Pas seulement elle, mais Maud aussi. Elles lui avaient fait la morale toutes les deux. Elles ne trouvaient pas le comportement de Caroline normal. Pascal devait l’écarter. Qui voudrait sortir avec un mec qui a une amie aussi envahissante? Une amie qui se jette sur lui, lui prend le bras, ou qui le suit partout. Entre moi et Caroline, ça faisait beaucoup.

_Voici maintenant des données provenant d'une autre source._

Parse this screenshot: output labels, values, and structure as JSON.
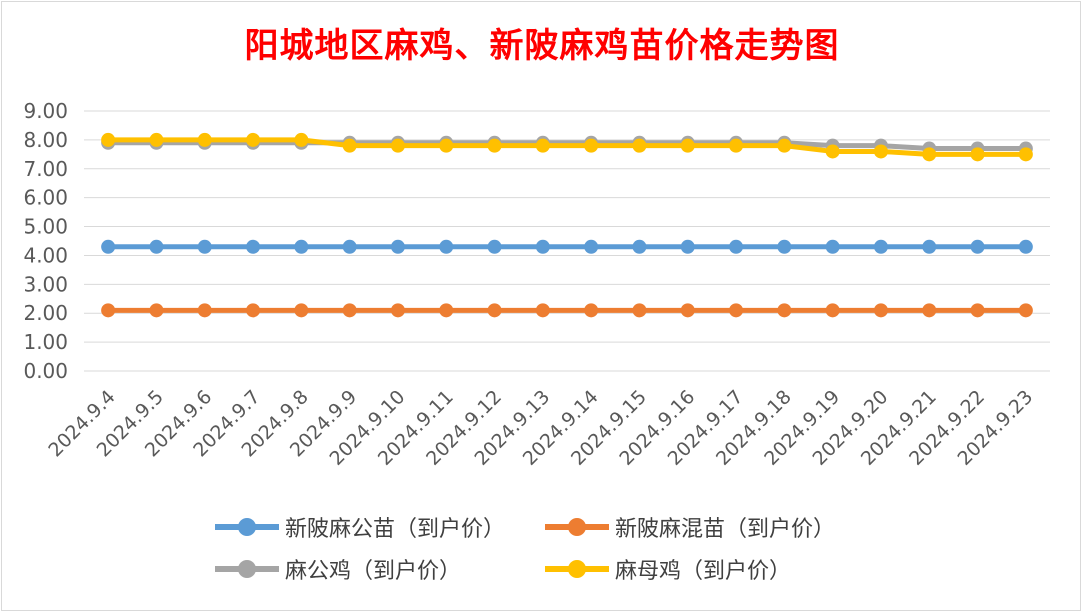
{
  "chart_data": {
    "type": "line",
    "title": "阳城地区麻鸡、新陂麻鸡苗价格走势图",
    "categories": [
      "2024.9.4",
      "2024.9.5",
      "2024.9.6",
      "2024.9.7",
      "2024.9.8",
      "2024.9.9",
      "2024.9.10",
      "2024.9.11",
      "2024.9.12",
      "2024.9.13",
      "2024.9.14",
      "2024.9.15",
      "2024.9.16",
      "2024.9.17",
      "2024.9.18",
      "2024.9.19",
      "2024.9.20",
      "2024.9.21",
      "2024.9.22",
      "2024.9.23"
    ],
    "ylim": [
      0,
      9
    ],
    "yticks": [
      "0.00",
      "1.00",
      "2.00",
      "3.00",
      "4.00",
      "5.00",
      "6.00",
      "7.00",
      "8.00",
      "9.00"
    ],
    "grid": true,
    "legend_position": "bottom",
    "series": [
      {
        "name": "新陂麻公苗（到户价）",
        "color": "#5b9bd5",
        "values": [
          4.3,
          4.3,
          4.3,
          4.3,
          4.3,
          4.3,
          4.3,
          4.3,
          4.3,
          4.3,
          4.3,
          4.3,
          4.3,
          4.3,
          4.3,
          4.3,
          4.3,
          4.3,
          4.3,
          4.3
        ]
      },
      {
        "name": "新陂麻混苗（到户价）",
        "color": "#ed7d31",
        "values": [
          2.1,
          2.1,
          2.1,
          2.1,
          2.1,
          2.1,
          2.1,
          2.1,
          2.1,
          2.1,
          2.1,
          2.1,
          2.1,
          2.1,
          2.1,
          2.1,
          2.1,
          2.1,
          2.1,
          2.1
        ]
      },
      {
        "name": "麻公鸡（到户价）",
        "color": "#a5a5a5",
        "values": [
          7.9,
          7.9,
          7.9,
          7.9,
          7.9,
          7.9,
          7.9,
          7.9,
          7.9,
          7.9,
          7.9,
          7.9,
          7.9,
          7.9,
          7.9,
          7.8,
          7.8,
          7.7,
          7.7,
          7.7
        ]
      },
      {
        "name": "麻母鸡（到户价）",
        "color": "#ffc000",
        "values": [
          8.0,
          8.0,
          8.0,
          8.0,
          8.0,
          7.8,
          7.8,
          7.8,
          7.8,
          7.8,
          7.8,
          7.8,
          7.8,
          7.8,
          7.8,
          7.6,
          7.6,
          7.5,
          7.5,
          7.5
        ]
      }
    ]
  }
}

Elodie avait peur que Pascal la fasse souffrir. Ce qu’il a finalement fini par faire! C’est pour ça qu’elle n’avait pas voulu aller plus loin. Elodie voulait d’abord qu’il fasse le ménage autour de lui.
Maud lui avait monté la tête, et samedi soir, Elodie a pleuré dans ses bras, regrettant d’avoir trop attendu. Elle pensait qu’il la plaquait parce qu’elle n’avait pas été capable de lui montrer qu’elle tenait vraiment à lui, qu’elle l’aimait.
Moi, je pense qu’elle avait aussi remarqué le manège de sa copine Maud. Elodie devait se douter, que quelque chose se tramait dans son dos. Elodie était prête à sauter le pas, même si Pascal n’avait pas réglé les choses avec moi.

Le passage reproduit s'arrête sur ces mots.